STEP1 - Build a prototype using dummy data...
Test on a few selected experts (this would be very cheap and allows doc's and nurses some feedback to improve the GUI and functionality). End up with spec that these are happy with and roll out to more people to test.
STEP2 - Get a skilled system architect to design the network topology.
Explain and cost exactly how the systems connect (securerly)
STEP 3 - Develop Software using appropriate language...
find a company that has most experience and offers most support to develop -
STEP4 - Implementation and maintenance...
Train up IT admins / outsource so that the systems can be installed and configured and the people can be trained.
I would have loved the oppertunity to work with the doctors and nurses to build a system that meets their needs, so patients don't get delayed because the doctor can't access their records (so needs to spend longer checking for other conditions before administreing drugs). Fuck our shit goverment with their bullshit underhand ways. Lets save money and cancel all the IT projects.

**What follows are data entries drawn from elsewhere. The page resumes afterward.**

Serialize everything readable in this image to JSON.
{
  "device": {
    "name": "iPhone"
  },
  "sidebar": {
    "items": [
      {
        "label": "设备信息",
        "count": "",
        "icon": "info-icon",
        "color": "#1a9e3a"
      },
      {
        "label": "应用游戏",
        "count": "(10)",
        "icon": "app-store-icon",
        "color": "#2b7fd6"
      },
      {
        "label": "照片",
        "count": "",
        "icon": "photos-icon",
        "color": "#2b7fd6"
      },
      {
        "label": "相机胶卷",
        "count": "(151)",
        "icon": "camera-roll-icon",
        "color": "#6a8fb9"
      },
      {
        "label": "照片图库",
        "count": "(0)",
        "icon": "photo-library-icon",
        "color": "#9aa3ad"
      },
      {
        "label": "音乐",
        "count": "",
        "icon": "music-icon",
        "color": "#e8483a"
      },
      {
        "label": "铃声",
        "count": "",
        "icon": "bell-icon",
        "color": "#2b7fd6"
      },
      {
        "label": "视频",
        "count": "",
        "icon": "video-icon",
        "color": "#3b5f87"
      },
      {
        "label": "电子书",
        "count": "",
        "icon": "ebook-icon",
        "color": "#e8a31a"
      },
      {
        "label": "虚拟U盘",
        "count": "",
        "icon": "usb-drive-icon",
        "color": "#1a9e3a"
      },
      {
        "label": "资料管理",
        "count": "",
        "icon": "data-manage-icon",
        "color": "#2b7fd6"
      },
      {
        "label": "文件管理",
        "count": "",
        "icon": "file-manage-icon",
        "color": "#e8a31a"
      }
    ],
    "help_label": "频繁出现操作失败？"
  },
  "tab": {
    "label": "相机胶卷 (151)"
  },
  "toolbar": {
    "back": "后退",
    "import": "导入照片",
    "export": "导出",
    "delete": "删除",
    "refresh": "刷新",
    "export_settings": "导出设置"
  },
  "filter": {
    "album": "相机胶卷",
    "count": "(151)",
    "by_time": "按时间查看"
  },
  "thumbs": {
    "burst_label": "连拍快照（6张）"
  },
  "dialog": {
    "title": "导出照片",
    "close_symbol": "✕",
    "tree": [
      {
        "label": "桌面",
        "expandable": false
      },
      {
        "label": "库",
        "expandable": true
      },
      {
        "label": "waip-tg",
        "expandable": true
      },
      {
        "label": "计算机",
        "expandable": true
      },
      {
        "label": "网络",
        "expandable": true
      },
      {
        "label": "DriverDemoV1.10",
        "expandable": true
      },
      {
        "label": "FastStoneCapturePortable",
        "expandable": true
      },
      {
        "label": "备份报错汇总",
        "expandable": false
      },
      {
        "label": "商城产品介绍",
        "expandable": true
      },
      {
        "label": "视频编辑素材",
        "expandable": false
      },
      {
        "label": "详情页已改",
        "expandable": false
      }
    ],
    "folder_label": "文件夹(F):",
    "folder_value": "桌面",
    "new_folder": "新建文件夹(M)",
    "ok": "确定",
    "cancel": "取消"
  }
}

I wonder what stage they were at before the plug got pulled? UK citizens could save a lot of money if the admin for certain areas was more computerised... (NHS, IR, Courts / Legal) but they continue to work in the past and waste tax payers money.
Yea I guess the brits where too lazy to do a conversion themselves to save around 2.9 million dollars and have working software 3 years sooner. But I did get a trip to London and a nice bonus "consulting" to tell them what they did wrong. I think they only spent another million or so an took another year to rewrite the mess. :) Very nice city but I was amused at the their shock that I new who Lord Nelson was.